In the US it’s a terrifyingly different story. This guy called Trump — you’ll be glad you didn’t live long enough to see him in the White House — he makes Reagan look rational. From a different kind of movie altogether.
I spoke to a gay friend in Manhattan last night and thought of the devastation we witnessed there in 1989. Now, no sooner than they’ve written their stories of how to survive a plague, this one comes along.
This time, so far, there are only ‘innocent’ victims. That’s good. A life’s a life. I just wish yours had been worth a bit more back then. And Tim’s. And all the rest.
Of course, I know this plague will discriminate too. They always do.
The aftershock in poorer communities will be greater everywhere. Soon it’ll reach the developing world — and the refugee camps (we’ve more of those than you could imagine but that’s another story). When it does the death toll will dwarf the numbers here.
It’s all quite unfathomable really. Who knows where we’ll be in three months? Or even three weeks — which brings me to a letter from Italy I read in the Guardian yesterday.
‘I am writing to you from Italy’, the writer says, ‘which means I am writing from your future. We are now where you will be in a few days. The epidemic’s charts show us all entwined in a parallel dance.’
You’ll remember Italy, of course.

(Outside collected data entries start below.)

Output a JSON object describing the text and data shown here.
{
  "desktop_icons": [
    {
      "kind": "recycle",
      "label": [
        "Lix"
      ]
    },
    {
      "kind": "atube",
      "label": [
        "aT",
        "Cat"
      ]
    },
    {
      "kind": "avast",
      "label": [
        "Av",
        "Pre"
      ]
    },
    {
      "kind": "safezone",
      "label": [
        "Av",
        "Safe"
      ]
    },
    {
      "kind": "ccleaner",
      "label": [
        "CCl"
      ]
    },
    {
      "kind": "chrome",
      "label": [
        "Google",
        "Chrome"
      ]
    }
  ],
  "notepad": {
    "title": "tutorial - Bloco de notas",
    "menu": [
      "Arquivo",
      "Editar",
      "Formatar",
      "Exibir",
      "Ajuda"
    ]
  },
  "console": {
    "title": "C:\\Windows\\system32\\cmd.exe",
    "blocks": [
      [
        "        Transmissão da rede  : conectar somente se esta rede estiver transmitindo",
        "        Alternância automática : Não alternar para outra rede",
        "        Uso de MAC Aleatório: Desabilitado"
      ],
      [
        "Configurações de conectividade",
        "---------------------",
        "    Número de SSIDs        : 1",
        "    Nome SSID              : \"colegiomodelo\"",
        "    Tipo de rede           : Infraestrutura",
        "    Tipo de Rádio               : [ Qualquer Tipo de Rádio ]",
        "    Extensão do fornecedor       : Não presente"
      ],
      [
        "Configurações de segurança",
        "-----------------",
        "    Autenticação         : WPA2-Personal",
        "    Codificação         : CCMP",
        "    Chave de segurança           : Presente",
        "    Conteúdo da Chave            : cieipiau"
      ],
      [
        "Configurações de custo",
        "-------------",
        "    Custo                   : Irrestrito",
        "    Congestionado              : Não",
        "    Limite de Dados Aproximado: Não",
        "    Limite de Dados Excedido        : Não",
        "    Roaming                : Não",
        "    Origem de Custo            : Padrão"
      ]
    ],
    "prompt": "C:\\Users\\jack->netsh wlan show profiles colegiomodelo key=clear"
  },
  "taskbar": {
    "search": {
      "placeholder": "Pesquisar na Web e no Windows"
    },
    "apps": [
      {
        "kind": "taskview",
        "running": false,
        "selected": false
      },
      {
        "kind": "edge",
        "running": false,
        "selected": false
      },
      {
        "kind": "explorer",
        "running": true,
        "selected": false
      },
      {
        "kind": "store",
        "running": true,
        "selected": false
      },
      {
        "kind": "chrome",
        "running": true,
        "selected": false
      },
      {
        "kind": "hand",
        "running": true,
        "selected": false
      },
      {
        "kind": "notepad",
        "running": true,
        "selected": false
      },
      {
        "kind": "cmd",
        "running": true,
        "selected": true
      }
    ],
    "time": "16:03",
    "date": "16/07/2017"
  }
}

Our 1985 trip to Venice and Florence in the first attack of love. And just a few years later, in our thirties — the nearest we got to middle-aged bliss — roaming the Marche hills. Up with the sun, reading to each other in the lamp-lit evenings.
I saw a video of Florence the other day. It’s a ghost town — its people locked away in their houses. Like us, waiting until it’s safe to come out.
Country by country, the world is closing down — holding its breath.
I‘m going to sign off now. I hope life in Rossetti’s ‘silent land’ is treating you well. Perhaps I’ll write again soon. I guess I should let you know how this plague ends.
And I’ve time on my hands. We’re furiously busy in the new normal, keeping everything going. You wouldn’t believe the digital connectivity.
But, in truth, waiting — for the world to begin again — is all most of us can really do. What that world will look like, none of us knows. Yet.